Located on a campus with more than 700 student organizations, the new center will not be limited to the history of the NSA. Habitat for Humanity, the Associated Students of Madison, the Wisconsin Student Public Interest Research Group, Action in Sudan, the Coalition for Global Health and the Children’s Justice Project are just a handful of the hundreds of organizations with histories and traditions of their own.

“It provides an opportunity for our student leaders to exchange ideas,” says Mary Rouse, former dean of students who is now a consultant with the Morgridge Center for Public Service. “Winston Churchill said, ‘The farther back you can look, the farther ahead you can see.’ I think that’s very appropriate. It’s important for student organizations to know their history and not have to reinvent the field. They can learn from and build upon the amazing history and achievements made by other students. Peers can also network with their peers.”

The center also is looking to UW-Madison’s faculty and staff to help the students discover their history by creating new curriculum and courses.
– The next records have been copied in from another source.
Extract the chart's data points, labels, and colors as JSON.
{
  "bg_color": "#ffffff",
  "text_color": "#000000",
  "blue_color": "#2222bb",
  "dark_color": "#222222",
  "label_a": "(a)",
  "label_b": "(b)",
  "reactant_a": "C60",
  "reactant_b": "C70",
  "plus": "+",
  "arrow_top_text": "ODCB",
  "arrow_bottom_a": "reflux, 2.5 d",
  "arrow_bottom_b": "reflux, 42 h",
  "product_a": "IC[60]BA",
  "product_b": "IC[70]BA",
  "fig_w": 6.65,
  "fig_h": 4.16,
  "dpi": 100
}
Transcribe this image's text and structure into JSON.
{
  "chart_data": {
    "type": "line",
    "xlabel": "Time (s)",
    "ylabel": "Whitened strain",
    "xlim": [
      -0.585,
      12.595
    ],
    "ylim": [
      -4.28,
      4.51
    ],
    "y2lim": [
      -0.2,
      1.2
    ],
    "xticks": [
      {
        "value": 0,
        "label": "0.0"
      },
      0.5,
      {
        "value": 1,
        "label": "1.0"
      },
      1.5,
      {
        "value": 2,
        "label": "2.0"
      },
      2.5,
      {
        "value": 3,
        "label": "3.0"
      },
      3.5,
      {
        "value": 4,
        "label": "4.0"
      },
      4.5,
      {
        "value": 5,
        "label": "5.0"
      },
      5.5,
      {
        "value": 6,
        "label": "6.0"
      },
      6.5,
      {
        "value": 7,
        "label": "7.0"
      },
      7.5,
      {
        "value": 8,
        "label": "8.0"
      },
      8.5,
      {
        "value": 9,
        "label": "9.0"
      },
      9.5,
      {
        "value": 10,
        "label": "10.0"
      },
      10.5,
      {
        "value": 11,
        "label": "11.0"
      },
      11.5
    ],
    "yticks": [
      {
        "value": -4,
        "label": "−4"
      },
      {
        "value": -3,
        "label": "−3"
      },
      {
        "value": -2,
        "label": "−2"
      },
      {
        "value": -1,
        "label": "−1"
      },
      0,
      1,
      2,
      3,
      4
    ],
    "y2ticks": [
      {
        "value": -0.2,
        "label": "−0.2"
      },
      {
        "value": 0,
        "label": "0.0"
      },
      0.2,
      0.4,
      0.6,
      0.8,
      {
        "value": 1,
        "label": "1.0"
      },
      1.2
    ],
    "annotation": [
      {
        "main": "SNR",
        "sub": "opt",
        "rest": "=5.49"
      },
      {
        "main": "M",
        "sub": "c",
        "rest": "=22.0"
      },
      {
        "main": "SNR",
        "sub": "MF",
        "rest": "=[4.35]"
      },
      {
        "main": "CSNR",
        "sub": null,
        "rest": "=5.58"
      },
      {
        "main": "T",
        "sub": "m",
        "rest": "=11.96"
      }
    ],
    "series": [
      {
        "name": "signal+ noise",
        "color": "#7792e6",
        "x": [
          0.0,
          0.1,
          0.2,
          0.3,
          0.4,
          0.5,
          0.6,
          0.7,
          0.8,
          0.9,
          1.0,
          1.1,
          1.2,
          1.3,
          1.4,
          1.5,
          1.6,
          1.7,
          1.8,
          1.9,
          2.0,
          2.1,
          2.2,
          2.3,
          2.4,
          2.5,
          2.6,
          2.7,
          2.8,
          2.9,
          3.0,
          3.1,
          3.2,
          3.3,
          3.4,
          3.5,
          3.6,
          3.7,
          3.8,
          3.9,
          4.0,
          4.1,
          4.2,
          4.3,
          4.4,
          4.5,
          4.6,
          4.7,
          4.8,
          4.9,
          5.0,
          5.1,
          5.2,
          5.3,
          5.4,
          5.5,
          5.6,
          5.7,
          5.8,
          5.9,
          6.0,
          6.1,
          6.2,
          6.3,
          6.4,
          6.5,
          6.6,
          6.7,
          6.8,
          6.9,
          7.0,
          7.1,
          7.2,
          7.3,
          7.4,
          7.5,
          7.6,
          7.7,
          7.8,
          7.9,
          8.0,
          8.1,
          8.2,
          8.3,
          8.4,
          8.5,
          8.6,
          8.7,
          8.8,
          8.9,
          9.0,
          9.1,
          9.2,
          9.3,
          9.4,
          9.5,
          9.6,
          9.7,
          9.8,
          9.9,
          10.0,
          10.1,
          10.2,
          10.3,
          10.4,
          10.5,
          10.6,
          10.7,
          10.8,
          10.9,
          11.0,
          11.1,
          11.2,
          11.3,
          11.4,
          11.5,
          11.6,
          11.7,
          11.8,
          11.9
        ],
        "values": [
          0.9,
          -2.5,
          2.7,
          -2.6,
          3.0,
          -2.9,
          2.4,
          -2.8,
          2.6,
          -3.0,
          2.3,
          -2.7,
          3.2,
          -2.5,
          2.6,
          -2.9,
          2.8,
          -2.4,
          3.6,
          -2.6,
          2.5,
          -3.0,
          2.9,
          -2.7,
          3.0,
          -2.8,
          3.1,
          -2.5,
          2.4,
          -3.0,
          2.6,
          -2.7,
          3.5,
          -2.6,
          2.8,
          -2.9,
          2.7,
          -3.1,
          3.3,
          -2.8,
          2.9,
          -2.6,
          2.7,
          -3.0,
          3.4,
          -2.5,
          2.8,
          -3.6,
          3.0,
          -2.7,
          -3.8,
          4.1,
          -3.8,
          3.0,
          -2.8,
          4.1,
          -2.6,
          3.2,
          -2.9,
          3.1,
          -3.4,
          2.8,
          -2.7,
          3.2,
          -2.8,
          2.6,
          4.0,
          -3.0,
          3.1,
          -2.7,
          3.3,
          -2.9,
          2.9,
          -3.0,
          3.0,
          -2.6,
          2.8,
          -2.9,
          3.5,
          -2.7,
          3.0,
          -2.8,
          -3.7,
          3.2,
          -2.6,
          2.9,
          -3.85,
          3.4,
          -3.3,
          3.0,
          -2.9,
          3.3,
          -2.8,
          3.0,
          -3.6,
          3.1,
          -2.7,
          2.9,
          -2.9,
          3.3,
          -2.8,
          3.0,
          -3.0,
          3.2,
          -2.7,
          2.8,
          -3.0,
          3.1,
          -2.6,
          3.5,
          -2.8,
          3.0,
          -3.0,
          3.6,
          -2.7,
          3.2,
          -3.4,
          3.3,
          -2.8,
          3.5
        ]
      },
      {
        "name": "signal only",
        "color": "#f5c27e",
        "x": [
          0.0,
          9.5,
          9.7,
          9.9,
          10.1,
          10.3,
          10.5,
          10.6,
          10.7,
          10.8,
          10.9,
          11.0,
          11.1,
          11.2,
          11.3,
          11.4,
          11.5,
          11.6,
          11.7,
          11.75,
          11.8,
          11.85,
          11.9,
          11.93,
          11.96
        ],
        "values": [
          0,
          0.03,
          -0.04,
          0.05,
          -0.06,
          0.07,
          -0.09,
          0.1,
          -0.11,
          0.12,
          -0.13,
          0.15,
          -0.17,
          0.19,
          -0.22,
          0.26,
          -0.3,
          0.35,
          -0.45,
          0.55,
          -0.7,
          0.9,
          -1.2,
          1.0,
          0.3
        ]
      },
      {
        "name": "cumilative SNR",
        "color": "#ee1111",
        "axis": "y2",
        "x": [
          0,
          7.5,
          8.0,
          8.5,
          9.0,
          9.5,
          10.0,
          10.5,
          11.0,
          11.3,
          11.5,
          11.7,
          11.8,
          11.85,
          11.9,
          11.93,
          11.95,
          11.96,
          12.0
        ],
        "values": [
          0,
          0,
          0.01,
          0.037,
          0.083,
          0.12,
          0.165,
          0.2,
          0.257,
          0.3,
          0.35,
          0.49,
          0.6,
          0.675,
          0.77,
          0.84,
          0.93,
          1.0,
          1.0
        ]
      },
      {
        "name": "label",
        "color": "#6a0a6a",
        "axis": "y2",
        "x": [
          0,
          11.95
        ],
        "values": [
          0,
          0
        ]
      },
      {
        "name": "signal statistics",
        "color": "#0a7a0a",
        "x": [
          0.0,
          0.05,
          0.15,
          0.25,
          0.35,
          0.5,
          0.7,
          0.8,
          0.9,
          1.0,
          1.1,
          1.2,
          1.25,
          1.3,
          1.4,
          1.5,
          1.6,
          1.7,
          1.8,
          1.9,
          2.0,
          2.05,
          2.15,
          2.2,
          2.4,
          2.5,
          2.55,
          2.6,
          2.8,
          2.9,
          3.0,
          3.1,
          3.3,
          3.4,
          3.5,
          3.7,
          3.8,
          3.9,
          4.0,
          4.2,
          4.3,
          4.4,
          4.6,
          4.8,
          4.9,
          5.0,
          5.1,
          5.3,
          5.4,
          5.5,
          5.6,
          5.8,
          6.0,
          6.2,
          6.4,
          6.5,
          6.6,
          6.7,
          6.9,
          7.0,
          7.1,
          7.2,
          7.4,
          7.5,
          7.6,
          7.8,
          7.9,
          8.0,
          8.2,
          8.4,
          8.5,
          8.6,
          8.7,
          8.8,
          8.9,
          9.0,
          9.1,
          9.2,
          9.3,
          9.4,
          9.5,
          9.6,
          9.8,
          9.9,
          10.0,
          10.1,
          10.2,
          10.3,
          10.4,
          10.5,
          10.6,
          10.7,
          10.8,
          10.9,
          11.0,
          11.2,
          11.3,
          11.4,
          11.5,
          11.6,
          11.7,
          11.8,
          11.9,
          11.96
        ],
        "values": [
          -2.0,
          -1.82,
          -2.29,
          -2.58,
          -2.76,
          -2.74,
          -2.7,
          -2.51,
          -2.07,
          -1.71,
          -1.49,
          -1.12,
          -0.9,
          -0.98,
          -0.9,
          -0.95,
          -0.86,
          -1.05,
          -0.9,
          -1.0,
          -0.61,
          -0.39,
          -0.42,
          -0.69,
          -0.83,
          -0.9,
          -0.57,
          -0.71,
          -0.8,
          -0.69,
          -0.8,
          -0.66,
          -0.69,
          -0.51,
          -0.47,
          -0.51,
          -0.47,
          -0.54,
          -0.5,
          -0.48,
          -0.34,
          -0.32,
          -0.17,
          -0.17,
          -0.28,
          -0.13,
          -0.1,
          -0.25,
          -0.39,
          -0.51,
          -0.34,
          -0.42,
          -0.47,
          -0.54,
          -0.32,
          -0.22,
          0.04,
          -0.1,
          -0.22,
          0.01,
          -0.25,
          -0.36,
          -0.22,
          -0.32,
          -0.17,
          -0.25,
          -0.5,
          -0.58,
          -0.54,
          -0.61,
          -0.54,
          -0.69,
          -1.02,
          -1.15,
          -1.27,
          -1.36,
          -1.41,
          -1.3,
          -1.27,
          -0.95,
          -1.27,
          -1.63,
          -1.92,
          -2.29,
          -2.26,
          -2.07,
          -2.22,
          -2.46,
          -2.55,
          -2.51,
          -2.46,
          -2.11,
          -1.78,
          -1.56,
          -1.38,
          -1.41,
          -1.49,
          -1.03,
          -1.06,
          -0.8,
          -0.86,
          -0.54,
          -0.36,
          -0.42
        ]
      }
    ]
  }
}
For example, an academic, credit-based, service-learning course could be set up, during which students with faculty approval and supervision work with an organization to help compile an organization’s history.

“They would be doing hands-on learning and that learning would not only benefit the students and the faculty, but also the student organization,” Rouse says.

“Faculty might want to do small seminars that would get students involved in working with documentation in the Wisconsin Historical Society,” adds Steve Stern, chair of the history department. “Some of the smaller organizations run on a shoestring by students have generated important documentation about the past … and we’re at risk of losing some records unless we organize.”

Currently, some of those records – such as Bascom Hill’s pink flamingos and Lake Mendota’s Statue of Liberty – exist only as popular postcards. Rouse has spoken with students who would jump at the opportunity to study their own history.

“Who were the student leaders at the time, what were they thinking, and how did they get the budget?” Rouse asks. “That’s a rich history, which, to the best of my knowledge, is virtually lost.”

By engaging students in their own history and with organizations on campus and in the community, the center will build on a century of opportunities and create new ones for UW-Madison students.

“There is a tradition of student engagement in the peer culture,” says Rouse. “It’s been there at least since the late 1800s. Our whole goal is to increase student participation in civil life – and we’re not talking about only while you’re here on this campus, but for your whole life.”